Überblick über aktuelle Mini-Serien
Zuletzt hat eine Reihe von Serien Aufmerksamkeit erregt, die unter dem Label Mini-Serie zusammen gefasst werden können, dazu gehören „The Fall“ (5 Folgen, Irland/UK), „Rectify“ (6 Folgen, USA), „Top of the Lake“ (7 Folgen, Australien/UK/USA) oder etwa auch „Broadchurch“ (8 Folgen, UK). Warum die Briten hier auffällig präsent sind, darum wird es später noch gehen.
Wann es sich bei einem Format um einen Mehrteiler, eine Mini-Serie (gelegentlich auch als limited series bezeichnet) oder eine Serie handelt, kann an anderer Stelle nachgelesen werden. Dieser Artikel gibt einen Überblick über aktuelle, im folgenden Mini-Serien genannte Formate, die Geschichten über 4 bis 8 Episoden spannen, einige auch über mehrere Staffeln. In Zusammenhang damit wird es um länderspezifische Programmschemata und Traditionen gehen. Abschließend werden einige Überlegungen zum Potential von Mini-Serien angestellt (Comedy-Formate, die tendenziell mehr Episoden haben und in diesem Format seltener vorkommen, werden hier nicht berücksichtigt).

USA
Drama-Serien auf US-Kabelsendern („Mad Men“, „Breaking Bad“ & Co) haben in der Regel zwischen 10 und 13 Folgen, Formate auf den Network-Sendern haben häufig bis zu 24 Folgen (zum Beispiel Krimi-Formate wie „Cold Case“, „Without a Trace“, „The Mentalist“, aber auch Medicals wie „Grey’s Anatomy“ oder Mystery-Drama-Serien wie „Once Upon a Time“). Allerdings könnte sich die diesbezügliche Strategie der Network-Sender ändern, zum Beispiel entwickelt NBC derzeit vier Mini-Serien.

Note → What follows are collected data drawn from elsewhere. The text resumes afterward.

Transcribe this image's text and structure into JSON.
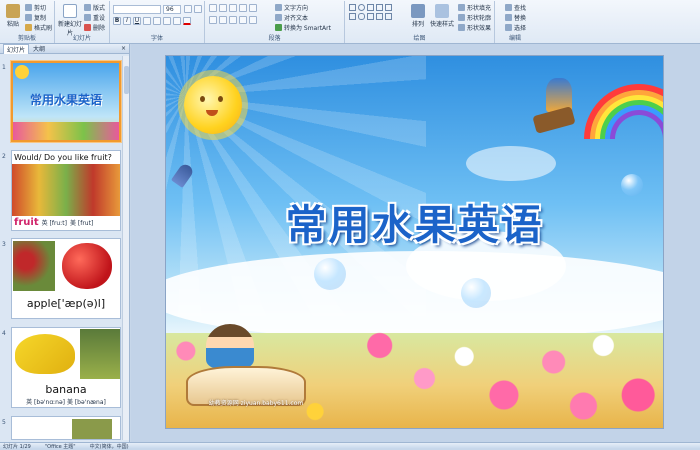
{
  "ribbon": {
    "clipboard": {
      "paste": "粘贴",
      "cut": "剪切",
      "copy": "复制",
      "format_painter": "格式刷",
      "label": "剪贴板"
    },
    "slides": {
      "new_slide": "新建幻灯片",
      "layout": "版式",
      "reset": "重设",
      "delete": "删除",
      "label": "幻灯片"
    },
    "font": {
      "font_size": "96",
      "label": "字体"
    },
    "paragraph": {
      "text_direction": "文字方向",
      "align_text": "对齐文本",
      "convert_smartart": "转换为 SmartArt",
      "label": "段落"
    },
    "drawing": {
      "arrange": "排列",
      "quick_styles": "快速样式",
      "shape_fill": "形状填充",
      "shape_outline": "形状轮廓",
      "shape_effects": "形状效果",
      "label": "绘图"
    },
    "editing": {
      "find": "查找",
      "replace": "替换",
      "select": "选择",
      "label": "编辑"
    }
  },
  "pane": {
    "tab_slides": "幻灯片",
    "tab_outline": "大纲",
    "close": "×",
    "slides": [
      {
        "num": "1",
        "title": "常用水果英语"
      },
      {
        "num": "2",
        "heading": "Would/ Do you like fruit?",
        "word": "fruit",
        "phon1": "英 [fruːt]",
        "phon2": "美 [frut]"
      },
      {
        "num": "3",
        "word": "apple['æp(ə)l]"
      },
      {
        "num": "4",
        "word": "banana",
        "phon1": "英 [bə'nɑːnə]",
        "phon2": "美 [bə'næna]"
      },
      {
        "num": "5"
      }
    ]
  },
  "main_slide": {
    "title": "常用水果英语",
    "watermark_site": "幼教资源网 ziyuan.baby611.com"
  },
  "status": {
    "slide_of": "幻灯片 1/29",
    "theme": "\"Office 主题\"",
    "language": "中文(简体，中国)"
  },
  "colors": {
    "title_blue": "#1b63c9",
    "selection_orange": "#f29a2e"
  }
}
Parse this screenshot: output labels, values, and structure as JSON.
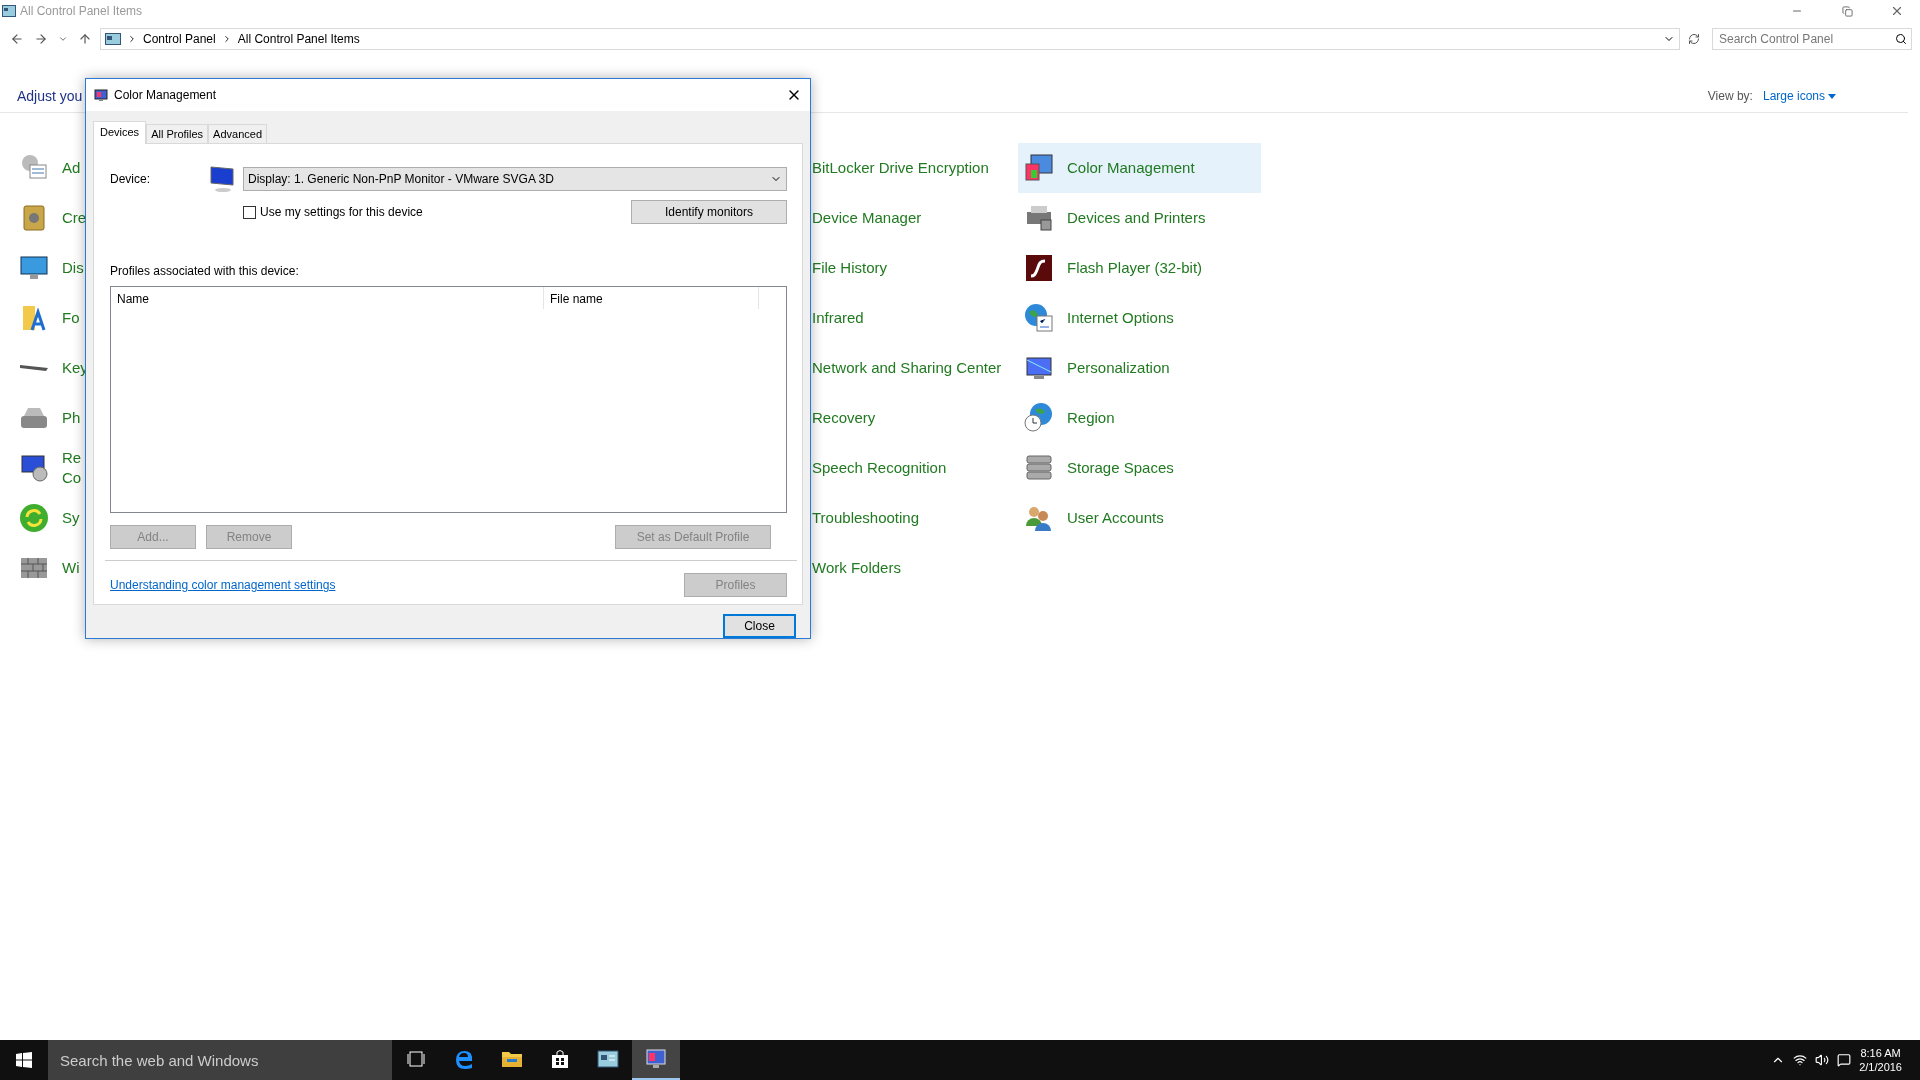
{
  "window": {
    "title": "All Control Panel Items"
  },
  "address_bar": {
    "breadcrumbs": [
      "Control Panel",
      "All Control Panel Items"
    ]
  },
  "search": {
    "placeholder": "Search Control Panel"
  },
  "heading": "Adjust you",
  "view_by": {
    "label": "View by:",
    "value": "Large icons"
  },
  "columns": [
    {
      "items": [
        {
          "label": "Ad",
          "selected": false
        },
        {
          "label": "Cre",
          "selected": false
        },
        {
          "label": "Dis",
          "selected": false
        },
        {
          "label": "Fo",
          "selected": false
        },
        {
          "label": "Key",
          "selected": false
        },
        {
          "label": "Ph",
          "selected": false
        },
        {
          "label": "Re\nCo",
          "selected": false
        },
        {
          "label": "Sy",
          "selected": false
        },
        {
          "label": "Wi",
          "selected": false
        }
      ]
    },
    {
      "items": [
        {
          "label": "BitLocker Drive Encryption",
          "selected": false
        },
        {
          "label": "Device Manager",
          "selected": false
        },
        {
          "label": "File History",
          "selected": false
        },
        {
          "label": "Infrared",
          "selected": false
        },
        {
          "label": "Network and Sharing Center",
          "selected": false
        },
        {
          "label": "Recovery",
          "selected": false
        },
        {
          "label": "Speech Recognition",
          "selected": false
        },
        {
          "label": "Troubleshooting",
          "selected": false
        },
        {
          "label": "Work Folders",
          "selected": false
        }
      ]
    },
    {
      "items": [
        {
          "label": "Color Management",
          "selected": true
        },
        {
          "label": "Devices and Printers",
          "selected": false
        },
        {
          "label": "Flash Player (32-bit)",
          "selected": false
        },
        {
          "label": "Internet Options",
          "selected": false
        },
        {
          "label": "Personalization",
          "selected": false
        },
        {
          "label": "Region",
          "selected": false
        },
        {
          "label": "Storage Spaces",
          "selected": false
        },
        {
          "label": "User Accounts",
          "selected": false
        }
      ]
    }
  ],
  "dialog": {
    "title": "Color Management",
    "tabs": [
      {
        "label": "Devices",
        "selected": true
      },
      {
        "label": "All Profiles",
        "selected": false
      },
      {
        "label": "Advanced",
        "selected": false
      }
    ],
    "device_label": "Device:",
    "device_value": "Display: 1. Generic Non-PnP Monitor - VMware SVGA 3D",
    "use_settings": {
      "label": "Use my settings for this device",
      "checked": false
    },
    "identify_button": {
      "label": "Identify monitors",
      "disabled": false
    },
    "profiles_label": "Profiles associated with this device:",
    "table_columns": [
      "Name",
      "File name"
    ],
    "profile_buttons": [
      {
        "label": "Add...",
        "disabled": true
      },
      {
        "label": "Remove",
        "disabled": true
      },
      {
        "label": "Set as Default Profile",
        "disabled": true
      }
    ],
    "link": "Understanding color management settings",
    "profiles_button": {
      "label": "Profiles",
      "disabled": true
    },
    "close_button": {
      "label": "Close",
      "disabled": false
    }
  },
  "taskbar": {
    "search_placeholder": "Search the web and Windows",
    "apps": [
      {
        "selected": false
      },
      {
        "selected": false
      },
      {
        "selected": false
      },
      {
        "selected": false
      },
      {
        "selected": false
      },
      {
        "selected": true
      }
    ],
    "time": "8:16 AM",
    "date": "2/1/2016"
  }
}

Netflix, der Marktführer unter den Streamingdiensten folgt in Bezug auf die Episodenanzahl seiner ersten Originalserien dem Beispiel der Kabelsender, obwohl das Unternehmen frei von einem Programmkorsett produzieren (lassen) könnte. Sowohl die Polit-Drama-Serie „House of Cards“, als auch die Horror-Serie „Hemlock Grove“ und die viel gelobte Drama-Serie „Orange is the New Black“ haben je 13 Folgen. Das Comedy-Reboot „Arrested Development“ kommt auf ein paar mehr. Dass ein Unternehmen, das dem Begriff Binge-Programming zum Durchbruch verholfen hat, seine Programmspielräume in Bezug auf die Episodenanzahl derzeit noch ungenutzt lässt, dürfte unter anderem damit zu tun haben, dass höhere Episodenanzahlen wirtschaftlicher sind und dass sich Serien mit dieser gängigen Episodenanzahl leichter an Sender in Übersee verkaufen lassen.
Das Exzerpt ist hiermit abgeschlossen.